La qualité de l’air intérieur était jusqu’à présent la grande oubliée des labels dédiés à la maison neuve ! Ces derniers se focalisaient sur l’efficacité énergétique des constructions, leur impact sur l’environnement. Mais la situation devrait changer avec le label Intairieur®, lancé en mai 2021 par Immolab. Ce dernier adopte en effet une approche globale concernant aussi bien l’environnement extérieur, les équipements pour le chauffage, les matériaux de construction que le renouvellement de l’air intérieur. Objectif : améliorer la qualité de l’air ambiant qui est, selon les experts, huit à dix fois plus pollué que l’air extérieur.

Une pollution traquée. La qualité de l’air ambiant étant conditionnée par celle de l’air extérieur, Immolab réalise systématiquement une enquête du terrain pour identifier les polluants potentiels. La parcelle peut être impactée par la pollution automobile générée par la proximité d’un axe routier très fréquenté, une pollution d’origine agricole résultant d’épandages de pesticides… Des préconisations seront alors formulées par l’organisme au constructeur qui doit s’y conformer.

Si le garage est intégré à la maison, la porte d'accès menant à l'habitation devra être étanche afin d'éviter que les gaz d'échappement ne pénètrent à l'intérieur des pièces.

Une orientation capitale

Des solutions abordables. Si la configuration du terrain et les règles d’urbanisme le permettent, l’habitation sera reculée au maximum pour réduire les nuisances sonores. Une barrière végétale, composée de persistants suffisamment hauts (1,50 m environ), bloquera quant à elle la dispersion des produits diffusés par l’agriculteur. L’orientation de la maison limite aussi l’exposition aux polluants. Il faudra ainsi éviter de positionner les fenêtres et autres baies vitrées sur les façades exposées aux vents dominants. Autre alternative  : l’installation d’une ventilation mécanique par insufflation (VMI) qui évacue l’air vicié par la création d’une surpression à l’intérieur des pièces. Plus onéreuse, la pose d’une ventilation mécanique double-flux. Cette dernière filtre l’air extérieur et le réchauffe en récupérant les calories de l’air vicié qui sera évacué.
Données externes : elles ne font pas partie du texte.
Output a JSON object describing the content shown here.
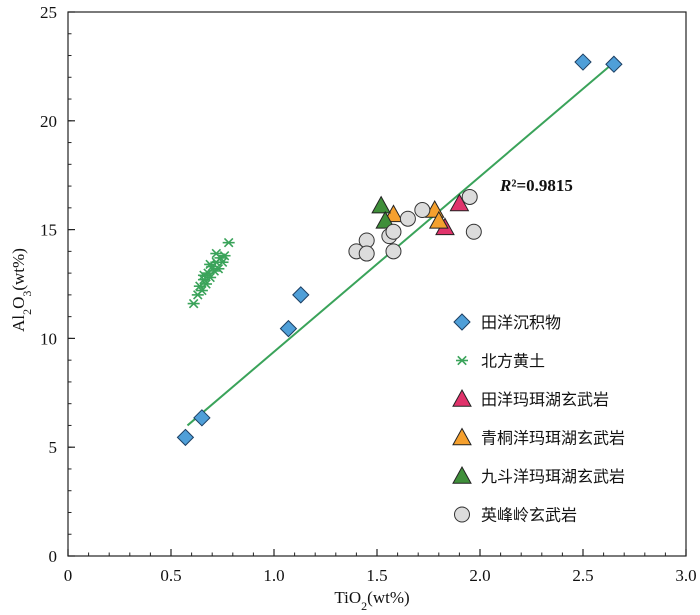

Si un champ est situé à proximité de la maison, on évitera de positionner les ouvertures aux vents dominants pour réduire le risque de dispersion des pesticides dans les pièces.

Se protéger du radon. La pollution peut émaner aussi du sol. Certains terrains, constitués de sols granitiques comme en Bretagne mais aussi dans le massif central ou en Corse, contiennent en effet du radon. Ce gaz, radioactif et inodore, peut nuire à la santé, une exposition trop longue entraînant le développement de cancers. S’il n’est pas possible d’éliminer ce gaz, il faut surtout diminuer sa concentration dans l’air. « Si la maison est construite au-dessus d’une cave, cette dernière devra être hyper-ventilée grâce à l’installation d’une ventilation mécanique contrôlée qui empêchera le radon de rentrer », détaille Janice Orero, cofondatrice du label Intairieur®. « Dans le cas d’une construction réalisée sur terre-plain, une membrane devra être posée sous la dalle pour éviter les remontées de radon  dans le logement. »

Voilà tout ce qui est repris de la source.